World

Journalist imprisoned at Obama’s insistence released

Charles Rollet Contributor
Font Size:

A Yemeni journalist who was kept in prison at the personal insistence of President Barack Obama was freed Tuesday.

Abdulilah Shaye was known for his hard-hitting coverage of the U.S. war against al-Qaida in Yemen; in 2009 he reported that a strike against al-Qaida attributed to the Yemeni air force was conducted by the U.S., killing 35 women and children.

Shaye, who used his family ties to gain interviews with high-ranking terrorists like Anwar al-Awlaki, was arrested the year after for allegedly aiding the militant Islamist group al-Qaida in the Arabian Peninsula (AQAP.)

But the arrest was widely viewed as politically-motivated, and following local outrage and condemnation from human rights groups, he was on the verge of release in February 2011. However, after Obama called Yemen’s then-president, Abdullah Saleh, to express concern about the case, Shaye was kept behind bars.

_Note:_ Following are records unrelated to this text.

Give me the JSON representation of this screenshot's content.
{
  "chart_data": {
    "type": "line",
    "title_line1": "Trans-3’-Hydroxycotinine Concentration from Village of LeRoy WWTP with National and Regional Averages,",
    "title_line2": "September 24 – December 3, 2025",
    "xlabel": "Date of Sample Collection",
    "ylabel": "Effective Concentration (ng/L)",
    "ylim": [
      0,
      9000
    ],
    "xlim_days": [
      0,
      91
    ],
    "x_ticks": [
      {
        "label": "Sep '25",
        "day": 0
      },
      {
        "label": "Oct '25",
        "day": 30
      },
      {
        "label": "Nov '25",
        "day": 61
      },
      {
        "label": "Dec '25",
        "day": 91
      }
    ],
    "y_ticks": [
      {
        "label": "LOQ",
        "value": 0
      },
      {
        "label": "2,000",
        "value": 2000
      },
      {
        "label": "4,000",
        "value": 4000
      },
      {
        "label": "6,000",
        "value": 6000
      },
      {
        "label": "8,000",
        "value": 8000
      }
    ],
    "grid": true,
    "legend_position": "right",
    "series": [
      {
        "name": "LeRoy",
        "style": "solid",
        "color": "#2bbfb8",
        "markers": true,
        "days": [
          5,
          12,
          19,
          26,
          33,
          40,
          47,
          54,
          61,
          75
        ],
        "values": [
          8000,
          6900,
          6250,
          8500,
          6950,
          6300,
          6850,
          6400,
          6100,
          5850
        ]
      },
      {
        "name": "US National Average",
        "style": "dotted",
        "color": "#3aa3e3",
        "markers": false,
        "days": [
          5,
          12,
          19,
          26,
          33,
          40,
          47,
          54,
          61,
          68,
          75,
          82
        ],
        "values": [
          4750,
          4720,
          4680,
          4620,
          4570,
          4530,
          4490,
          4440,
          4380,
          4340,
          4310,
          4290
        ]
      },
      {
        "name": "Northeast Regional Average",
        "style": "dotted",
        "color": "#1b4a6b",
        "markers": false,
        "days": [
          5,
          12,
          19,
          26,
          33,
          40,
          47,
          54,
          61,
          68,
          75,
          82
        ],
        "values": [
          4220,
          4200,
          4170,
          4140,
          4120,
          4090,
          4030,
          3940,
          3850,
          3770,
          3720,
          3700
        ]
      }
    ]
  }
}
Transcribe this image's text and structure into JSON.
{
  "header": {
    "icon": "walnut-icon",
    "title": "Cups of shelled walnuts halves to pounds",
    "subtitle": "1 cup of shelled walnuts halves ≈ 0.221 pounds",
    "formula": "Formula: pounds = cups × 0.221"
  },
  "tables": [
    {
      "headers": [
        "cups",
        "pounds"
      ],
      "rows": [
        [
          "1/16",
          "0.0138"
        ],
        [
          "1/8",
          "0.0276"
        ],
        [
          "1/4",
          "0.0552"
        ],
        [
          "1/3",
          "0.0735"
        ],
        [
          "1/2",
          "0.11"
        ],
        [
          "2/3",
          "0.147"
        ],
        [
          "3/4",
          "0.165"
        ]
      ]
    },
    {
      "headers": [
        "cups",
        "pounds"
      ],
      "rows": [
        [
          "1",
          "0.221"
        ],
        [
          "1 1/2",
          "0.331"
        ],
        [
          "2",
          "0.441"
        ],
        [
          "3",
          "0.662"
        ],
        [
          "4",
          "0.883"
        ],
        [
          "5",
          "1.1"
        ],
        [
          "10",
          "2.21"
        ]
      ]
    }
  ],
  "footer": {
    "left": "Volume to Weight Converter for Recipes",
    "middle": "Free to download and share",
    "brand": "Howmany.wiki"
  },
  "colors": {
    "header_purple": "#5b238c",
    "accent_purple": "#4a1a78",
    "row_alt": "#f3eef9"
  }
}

In a letter Shaye wrote to the Yemen Times the freelance journalist directly blamed Obama for his continued imprisonment.

After Shaye was pardoned by Yemen’s new president, Abd Rabbuh Mansur Hadi, the White House said it was “concerned and disappointed” by his early release.

But some are skeptical he was ever guilty of aiding terrorists.

Charles Schmitz, a Yemen specialist at Towson University, told The Daily Caller “we will probably never know” the actual substance of the charges against Shaye, which have not been revealed to the public.

“U.S. officials insist that there was solid evidence, but U.S. officials have little credibility because they have repeatedly lied about events in Yemen, particularly the U.S. role in events in Yemen,” he said.

The “air strike” Shaye reported on in 2009 was later revealed to have indeed been a U.S. drone attack: in Wikileaks cables, President Saleh assured General David Petraeus, “we’ll continue to say the bombs are ours, not yours.”

It’s not the first time the Obama administration’s strategy for fighting al-Qaida in Yemen has come under fire.

Middle East expert Stephen McInerney, while acknowledging recent progress, told TheDC that the administration’s “overall approach to Yemen has been too dominated by short-term counterterrorism efforts,” with little support for political and economic reform.

And the security situation does seem likely to improve thanks to an al-Qaida counteroffensive emerging in the south of the country, said Yemen scholar Katherine Zimmerman of the American Enterprise Institute.

“The U.S. does conduct direct action operations in Yemen, and has degraded AQAP’s leadership, but the overall impact will remain limited if the group continues to operate there,” she said.

It’s not surprising, then, that the Obama administration is already planning on moving CIA bases from Afghanistan to Yemen. In the troubled country — the Arab world’s poorest — “al-Qaida affiliates are already seen as more dangerous than the network’s base,” The Washington Post reports.

 

UPDATE: Amnesty International has demanded an investigation into the 2009 drone attack which allegedly led to Shaye’s imprisonment, the Yemen Post reports:

“Abdul Ilah Haydar Shaye appeared to be a prisoner of conscience, imprisoned solely for his legitimate work as a journalist,” said Philip Luther, Amnesty International’s Director for the Middle East and North Africa. “Having released him, the Yemeni authorities must now conduct an independent and impartial investigation into the 2009 attack which he helped expose.”